Mais on est en droit de se demander si certains n’utilisent pas ce rejet de la violence pour discréditer les modes d’action ou les manières de s’exprimer qui sont plutôt celles des classes dominées dans nos sociétés. Par exemple, on se souviendra du « très propre sur lui » Poujadas posant trois fois de suite la même question à je ne sais plus quel politique : « Mais est-ce que vous la condamnez, cette violence ? », à propos des directeurs des ressources humaines (sic) qui avaient eu – oh horreur ! – leurs chemises arrachées alors qu’ils fuyaient une action syndicale. Cette violence était apparemment « insupportable » aux yeux du présentateur télé. Les 2.900 employés licenciés (cause de l’action « violente » dénoncée par tous les médias aux ordres), leurs semaines, leurs mois, leurs années de galère, voire leur vie gâchée, ça c’est une violence invisible aux yeux de la caste des winners.

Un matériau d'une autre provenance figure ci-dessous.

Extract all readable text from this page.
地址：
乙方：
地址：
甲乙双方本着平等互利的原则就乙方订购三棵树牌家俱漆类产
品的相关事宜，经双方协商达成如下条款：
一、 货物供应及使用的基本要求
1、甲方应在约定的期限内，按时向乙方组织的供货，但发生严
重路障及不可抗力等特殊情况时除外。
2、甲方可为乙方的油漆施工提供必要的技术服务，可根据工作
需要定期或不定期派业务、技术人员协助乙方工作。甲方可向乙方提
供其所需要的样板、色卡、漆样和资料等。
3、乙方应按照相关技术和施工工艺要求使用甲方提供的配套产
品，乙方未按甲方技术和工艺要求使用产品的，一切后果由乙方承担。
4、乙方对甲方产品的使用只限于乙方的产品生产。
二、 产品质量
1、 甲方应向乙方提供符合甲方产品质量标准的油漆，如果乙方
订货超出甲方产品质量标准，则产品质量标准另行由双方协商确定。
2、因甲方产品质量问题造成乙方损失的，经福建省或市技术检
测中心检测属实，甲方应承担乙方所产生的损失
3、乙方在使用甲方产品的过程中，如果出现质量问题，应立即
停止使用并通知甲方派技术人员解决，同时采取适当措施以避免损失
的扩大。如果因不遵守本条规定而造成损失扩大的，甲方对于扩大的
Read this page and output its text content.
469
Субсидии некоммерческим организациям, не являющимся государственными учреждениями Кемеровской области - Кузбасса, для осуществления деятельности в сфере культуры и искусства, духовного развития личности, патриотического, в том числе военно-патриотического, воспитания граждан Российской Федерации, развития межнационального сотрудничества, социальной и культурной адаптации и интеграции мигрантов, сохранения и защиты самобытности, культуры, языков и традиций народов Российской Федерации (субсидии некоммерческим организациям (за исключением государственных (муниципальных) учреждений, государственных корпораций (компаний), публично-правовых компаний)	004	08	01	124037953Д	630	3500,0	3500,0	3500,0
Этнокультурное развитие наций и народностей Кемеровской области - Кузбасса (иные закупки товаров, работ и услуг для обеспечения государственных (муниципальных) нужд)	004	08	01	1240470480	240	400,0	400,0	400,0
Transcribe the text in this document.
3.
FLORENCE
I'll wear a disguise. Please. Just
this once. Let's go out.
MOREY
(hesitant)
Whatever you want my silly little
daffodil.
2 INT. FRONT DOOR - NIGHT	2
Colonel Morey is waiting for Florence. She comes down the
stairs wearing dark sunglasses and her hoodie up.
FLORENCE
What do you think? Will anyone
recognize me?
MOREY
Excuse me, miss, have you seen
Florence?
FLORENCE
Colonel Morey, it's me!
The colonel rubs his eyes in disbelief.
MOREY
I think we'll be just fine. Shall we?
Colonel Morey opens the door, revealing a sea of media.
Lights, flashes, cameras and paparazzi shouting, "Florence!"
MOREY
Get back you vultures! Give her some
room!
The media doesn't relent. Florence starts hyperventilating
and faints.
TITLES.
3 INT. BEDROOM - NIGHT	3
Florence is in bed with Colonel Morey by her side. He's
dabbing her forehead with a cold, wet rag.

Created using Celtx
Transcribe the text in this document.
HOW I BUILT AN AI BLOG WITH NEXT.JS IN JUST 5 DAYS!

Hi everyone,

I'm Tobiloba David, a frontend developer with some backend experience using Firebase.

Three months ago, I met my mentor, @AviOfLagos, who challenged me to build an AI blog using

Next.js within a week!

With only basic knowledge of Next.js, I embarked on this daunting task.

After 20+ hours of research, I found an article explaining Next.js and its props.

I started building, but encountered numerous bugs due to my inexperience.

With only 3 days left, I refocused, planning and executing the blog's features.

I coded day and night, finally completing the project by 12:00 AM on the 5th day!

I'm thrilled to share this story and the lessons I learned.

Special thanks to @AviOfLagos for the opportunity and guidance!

On assiste donc à une évolution culturelle, soutenue par certains tenants du pouvoir, qui diabolise même tous ceux qui ont le malheur de tenir des propos sur un ton un peu plus haut que celui des « élites » auto-proclamées. Ces derniers temps, le pauvre Jean-Luc Mélenchon est la victime d’une campagne dans les médias français suite à sa réaction très courroucée lors de la perquisition à son domicile et dans les bureaux du parti qui est le sien. Il faut dire que Jean-Luc ne fait pas toujours dans la dentelle et il ne manque pas de dire en face tout le mal qu’il pense de certains. Il devrait prendre la leçon chez d’autres qui débitent des propos fielleux avec le sourire et le mépris condescendant qui est la marque de la classe dominante.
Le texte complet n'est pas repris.